Proceedings of the 9th International Academic Conference, Istanbul

REMEMBERING ROUSSEAU’S DISCOURSE ON POLITICAL ECONOMY AS A COUNTER-ENLIGHTENMENT MANIFESTATION

FATİH DURGUN

Abstract:

The French philosopher Jean Jacques Rousseau (1712-1778) has expressed strident criticism of what he perceived to be the Enlightenment contractualism in Lockean sense and offered his own alternative of republican political theory against it. Moreover, he has very plainly rejected the enlightened confidence in technological progress as a necessary condition in the formation of modern civilization. These two aspects of his political theory have been rightly considered as the preliminary examples of Europe-wide Counter-Enlightenment thought. However, Rousseau’s views on political economy have not much been evaluated for a clear understanding of his Counter-Enlightenment position. This paper will first concentrate on possible reasons for why Rousseau’s work has not become a source of discussion within the nexus of Enlightenment and Counter-Enlightenment.

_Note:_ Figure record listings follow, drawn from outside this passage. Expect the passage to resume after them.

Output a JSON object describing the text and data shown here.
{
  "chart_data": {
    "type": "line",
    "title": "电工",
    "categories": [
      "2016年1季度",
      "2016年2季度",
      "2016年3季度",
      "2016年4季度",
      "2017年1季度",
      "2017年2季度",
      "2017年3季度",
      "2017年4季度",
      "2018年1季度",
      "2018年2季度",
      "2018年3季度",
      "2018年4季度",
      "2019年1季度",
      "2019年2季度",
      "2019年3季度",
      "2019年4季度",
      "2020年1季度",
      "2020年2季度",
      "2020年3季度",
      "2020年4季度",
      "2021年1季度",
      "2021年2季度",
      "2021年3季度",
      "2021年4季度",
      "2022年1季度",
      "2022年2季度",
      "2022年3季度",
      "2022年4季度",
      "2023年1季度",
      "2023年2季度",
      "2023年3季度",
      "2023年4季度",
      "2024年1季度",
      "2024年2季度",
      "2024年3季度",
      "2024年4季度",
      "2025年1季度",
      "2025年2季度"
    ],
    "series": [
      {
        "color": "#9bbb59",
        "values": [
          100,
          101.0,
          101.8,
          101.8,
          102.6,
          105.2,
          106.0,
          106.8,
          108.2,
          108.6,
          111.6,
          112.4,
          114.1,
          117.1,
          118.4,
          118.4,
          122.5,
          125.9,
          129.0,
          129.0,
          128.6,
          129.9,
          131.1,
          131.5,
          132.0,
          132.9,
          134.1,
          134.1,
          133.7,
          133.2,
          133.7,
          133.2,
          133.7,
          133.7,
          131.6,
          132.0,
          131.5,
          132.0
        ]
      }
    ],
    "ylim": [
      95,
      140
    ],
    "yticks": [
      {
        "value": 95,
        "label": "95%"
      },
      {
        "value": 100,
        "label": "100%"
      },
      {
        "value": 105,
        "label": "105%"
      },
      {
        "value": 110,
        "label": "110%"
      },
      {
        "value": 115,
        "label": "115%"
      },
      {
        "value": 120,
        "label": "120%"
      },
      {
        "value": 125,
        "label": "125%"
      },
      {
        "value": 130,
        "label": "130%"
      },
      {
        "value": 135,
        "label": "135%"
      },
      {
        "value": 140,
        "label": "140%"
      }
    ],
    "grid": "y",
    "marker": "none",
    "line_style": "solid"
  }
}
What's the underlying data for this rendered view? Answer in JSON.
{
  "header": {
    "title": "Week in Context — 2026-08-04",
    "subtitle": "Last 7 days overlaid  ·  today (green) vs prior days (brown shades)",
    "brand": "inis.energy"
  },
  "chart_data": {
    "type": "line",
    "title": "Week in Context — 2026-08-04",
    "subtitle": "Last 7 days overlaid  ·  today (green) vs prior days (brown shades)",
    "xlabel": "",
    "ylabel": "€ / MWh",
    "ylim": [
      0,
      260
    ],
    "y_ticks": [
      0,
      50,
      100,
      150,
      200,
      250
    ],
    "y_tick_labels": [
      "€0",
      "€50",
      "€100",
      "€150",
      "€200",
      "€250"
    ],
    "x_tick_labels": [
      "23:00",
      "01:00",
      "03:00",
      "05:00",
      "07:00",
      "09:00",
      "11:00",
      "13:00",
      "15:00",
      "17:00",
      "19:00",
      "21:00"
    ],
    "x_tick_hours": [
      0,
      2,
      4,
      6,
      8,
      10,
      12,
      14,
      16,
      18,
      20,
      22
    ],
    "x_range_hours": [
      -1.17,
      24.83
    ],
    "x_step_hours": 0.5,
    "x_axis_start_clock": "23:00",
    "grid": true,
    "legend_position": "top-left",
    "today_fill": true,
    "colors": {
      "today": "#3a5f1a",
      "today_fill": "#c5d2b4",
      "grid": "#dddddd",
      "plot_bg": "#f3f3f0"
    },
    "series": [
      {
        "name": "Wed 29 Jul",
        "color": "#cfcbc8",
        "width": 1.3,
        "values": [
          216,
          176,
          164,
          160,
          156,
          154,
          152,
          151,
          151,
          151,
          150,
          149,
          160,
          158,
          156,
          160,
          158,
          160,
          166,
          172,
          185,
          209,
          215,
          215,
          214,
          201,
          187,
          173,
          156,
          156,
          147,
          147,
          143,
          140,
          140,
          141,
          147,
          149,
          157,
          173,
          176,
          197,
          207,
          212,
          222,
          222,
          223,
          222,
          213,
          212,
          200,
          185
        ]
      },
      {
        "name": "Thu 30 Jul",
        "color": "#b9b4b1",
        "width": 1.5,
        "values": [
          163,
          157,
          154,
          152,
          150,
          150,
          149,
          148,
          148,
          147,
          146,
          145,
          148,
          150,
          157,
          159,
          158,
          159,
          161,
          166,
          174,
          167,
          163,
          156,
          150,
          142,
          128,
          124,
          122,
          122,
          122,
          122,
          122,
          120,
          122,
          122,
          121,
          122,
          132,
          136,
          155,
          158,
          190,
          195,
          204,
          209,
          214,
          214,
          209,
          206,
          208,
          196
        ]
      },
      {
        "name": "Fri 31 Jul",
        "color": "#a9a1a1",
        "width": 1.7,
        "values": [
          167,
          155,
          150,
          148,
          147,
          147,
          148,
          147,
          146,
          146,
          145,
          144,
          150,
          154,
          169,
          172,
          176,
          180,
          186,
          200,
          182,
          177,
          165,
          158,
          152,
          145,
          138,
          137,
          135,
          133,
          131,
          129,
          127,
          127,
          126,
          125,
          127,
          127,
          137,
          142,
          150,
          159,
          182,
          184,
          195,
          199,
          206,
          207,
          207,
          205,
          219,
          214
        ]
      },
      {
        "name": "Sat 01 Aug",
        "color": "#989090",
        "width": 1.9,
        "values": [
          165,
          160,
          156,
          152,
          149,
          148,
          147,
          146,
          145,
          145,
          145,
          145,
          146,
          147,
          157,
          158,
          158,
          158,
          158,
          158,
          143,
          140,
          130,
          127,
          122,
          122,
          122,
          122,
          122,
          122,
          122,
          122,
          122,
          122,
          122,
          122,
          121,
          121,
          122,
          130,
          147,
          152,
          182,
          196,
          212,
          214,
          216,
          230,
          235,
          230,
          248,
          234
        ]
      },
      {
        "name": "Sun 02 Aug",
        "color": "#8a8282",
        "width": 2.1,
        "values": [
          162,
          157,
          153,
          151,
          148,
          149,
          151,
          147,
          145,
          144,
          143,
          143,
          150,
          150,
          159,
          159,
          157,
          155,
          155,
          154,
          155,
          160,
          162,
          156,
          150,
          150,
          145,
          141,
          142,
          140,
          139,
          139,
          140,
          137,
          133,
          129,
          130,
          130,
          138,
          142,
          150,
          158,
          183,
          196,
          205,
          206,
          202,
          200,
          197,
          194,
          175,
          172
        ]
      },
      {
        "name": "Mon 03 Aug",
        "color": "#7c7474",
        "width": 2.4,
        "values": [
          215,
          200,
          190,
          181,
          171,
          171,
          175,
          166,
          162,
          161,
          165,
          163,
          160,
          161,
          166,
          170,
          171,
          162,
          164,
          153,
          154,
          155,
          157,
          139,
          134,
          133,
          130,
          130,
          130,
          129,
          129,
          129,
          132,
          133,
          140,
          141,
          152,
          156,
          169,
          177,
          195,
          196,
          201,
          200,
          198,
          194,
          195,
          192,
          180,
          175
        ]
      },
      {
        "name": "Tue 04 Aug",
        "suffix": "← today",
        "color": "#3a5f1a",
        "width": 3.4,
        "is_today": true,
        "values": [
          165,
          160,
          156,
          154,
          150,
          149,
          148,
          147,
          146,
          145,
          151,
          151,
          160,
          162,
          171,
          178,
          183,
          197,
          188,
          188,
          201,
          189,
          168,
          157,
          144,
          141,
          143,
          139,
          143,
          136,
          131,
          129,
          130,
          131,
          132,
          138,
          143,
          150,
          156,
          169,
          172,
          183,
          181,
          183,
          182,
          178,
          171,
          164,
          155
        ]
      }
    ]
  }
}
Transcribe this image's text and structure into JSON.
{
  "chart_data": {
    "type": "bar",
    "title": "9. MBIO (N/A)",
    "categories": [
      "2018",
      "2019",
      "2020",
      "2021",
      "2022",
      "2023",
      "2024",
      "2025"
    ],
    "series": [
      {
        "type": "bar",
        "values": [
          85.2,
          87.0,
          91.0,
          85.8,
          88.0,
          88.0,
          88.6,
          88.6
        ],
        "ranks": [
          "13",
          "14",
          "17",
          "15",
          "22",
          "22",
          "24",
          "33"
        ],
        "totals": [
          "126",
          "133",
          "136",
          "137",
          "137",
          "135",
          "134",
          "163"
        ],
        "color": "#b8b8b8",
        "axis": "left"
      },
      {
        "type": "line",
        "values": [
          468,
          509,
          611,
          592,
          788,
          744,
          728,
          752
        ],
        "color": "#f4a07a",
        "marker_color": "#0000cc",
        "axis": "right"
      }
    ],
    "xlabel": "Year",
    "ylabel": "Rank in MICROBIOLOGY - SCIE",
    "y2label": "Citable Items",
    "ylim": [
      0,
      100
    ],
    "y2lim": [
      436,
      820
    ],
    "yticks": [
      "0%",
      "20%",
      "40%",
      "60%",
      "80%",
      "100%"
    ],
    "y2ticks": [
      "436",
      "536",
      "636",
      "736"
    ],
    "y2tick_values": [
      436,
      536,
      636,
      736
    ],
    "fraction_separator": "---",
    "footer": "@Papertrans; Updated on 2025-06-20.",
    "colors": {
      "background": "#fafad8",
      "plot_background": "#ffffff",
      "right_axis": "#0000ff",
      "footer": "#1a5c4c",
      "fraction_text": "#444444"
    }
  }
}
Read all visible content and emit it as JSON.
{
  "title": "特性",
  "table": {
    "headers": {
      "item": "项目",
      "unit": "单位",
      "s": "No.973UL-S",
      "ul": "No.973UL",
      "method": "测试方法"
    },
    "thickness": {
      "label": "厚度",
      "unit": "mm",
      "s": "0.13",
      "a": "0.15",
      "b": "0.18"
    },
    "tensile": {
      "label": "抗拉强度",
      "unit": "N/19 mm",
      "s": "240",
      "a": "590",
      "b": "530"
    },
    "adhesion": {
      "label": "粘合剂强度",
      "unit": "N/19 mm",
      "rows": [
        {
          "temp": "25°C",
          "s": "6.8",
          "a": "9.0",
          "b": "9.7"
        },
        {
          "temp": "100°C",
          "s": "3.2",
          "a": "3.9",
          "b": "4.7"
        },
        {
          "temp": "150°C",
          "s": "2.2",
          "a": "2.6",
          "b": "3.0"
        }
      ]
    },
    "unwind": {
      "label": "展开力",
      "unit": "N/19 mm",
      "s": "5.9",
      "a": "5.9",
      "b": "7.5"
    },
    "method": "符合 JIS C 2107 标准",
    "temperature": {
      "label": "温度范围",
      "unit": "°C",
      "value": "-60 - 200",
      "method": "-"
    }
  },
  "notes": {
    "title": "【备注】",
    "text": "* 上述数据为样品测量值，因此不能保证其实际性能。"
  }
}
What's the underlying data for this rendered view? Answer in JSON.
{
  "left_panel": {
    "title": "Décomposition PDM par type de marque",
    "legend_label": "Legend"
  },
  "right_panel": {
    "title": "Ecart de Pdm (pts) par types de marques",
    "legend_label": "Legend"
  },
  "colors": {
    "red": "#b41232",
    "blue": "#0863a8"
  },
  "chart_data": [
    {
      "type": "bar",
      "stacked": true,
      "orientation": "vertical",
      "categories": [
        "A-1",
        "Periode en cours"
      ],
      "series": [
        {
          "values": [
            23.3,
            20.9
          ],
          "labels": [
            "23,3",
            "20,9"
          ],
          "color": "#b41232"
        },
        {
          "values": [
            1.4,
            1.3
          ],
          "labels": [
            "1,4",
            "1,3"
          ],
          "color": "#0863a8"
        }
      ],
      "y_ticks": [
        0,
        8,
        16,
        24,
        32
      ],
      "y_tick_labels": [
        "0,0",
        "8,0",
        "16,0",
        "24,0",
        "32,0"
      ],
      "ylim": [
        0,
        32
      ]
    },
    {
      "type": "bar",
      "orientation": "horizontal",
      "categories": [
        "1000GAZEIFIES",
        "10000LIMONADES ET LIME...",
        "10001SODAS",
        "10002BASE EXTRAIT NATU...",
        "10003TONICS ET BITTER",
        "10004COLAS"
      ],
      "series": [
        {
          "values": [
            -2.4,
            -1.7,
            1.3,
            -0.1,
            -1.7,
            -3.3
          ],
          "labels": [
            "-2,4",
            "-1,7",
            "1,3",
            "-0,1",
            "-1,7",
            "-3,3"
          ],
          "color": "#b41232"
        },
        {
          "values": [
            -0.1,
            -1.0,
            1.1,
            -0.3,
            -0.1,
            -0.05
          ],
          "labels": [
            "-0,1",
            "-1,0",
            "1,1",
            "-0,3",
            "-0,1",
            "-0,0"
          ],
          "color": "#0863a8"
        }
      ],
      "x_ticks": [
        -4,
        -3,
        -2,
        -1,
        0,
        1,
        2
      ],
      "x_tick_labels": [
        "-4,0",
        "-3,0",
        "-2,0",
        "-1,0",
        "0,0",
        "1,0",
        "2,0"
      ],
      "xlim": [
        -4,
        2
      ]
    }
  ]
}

At the second level, the paper will discuss that the lack of references to the mechanisms of commercial society and Enlightenment notions of political economy in his work actually makes it a Counter-Enlightenment tract. In this sense, this paper optimistically suggests that the anatomizing of Rousseau’s views on political economy will be an attempt not only to fill an important gap in Rousseau’s Counter-Enlightenment thought but also it will offer a new insight for the general framework of Counter-Enlightenment political economy.

Keywords: Rousseau, political economy, enlightenment, counter-enlightenment, General Will, republican political theory.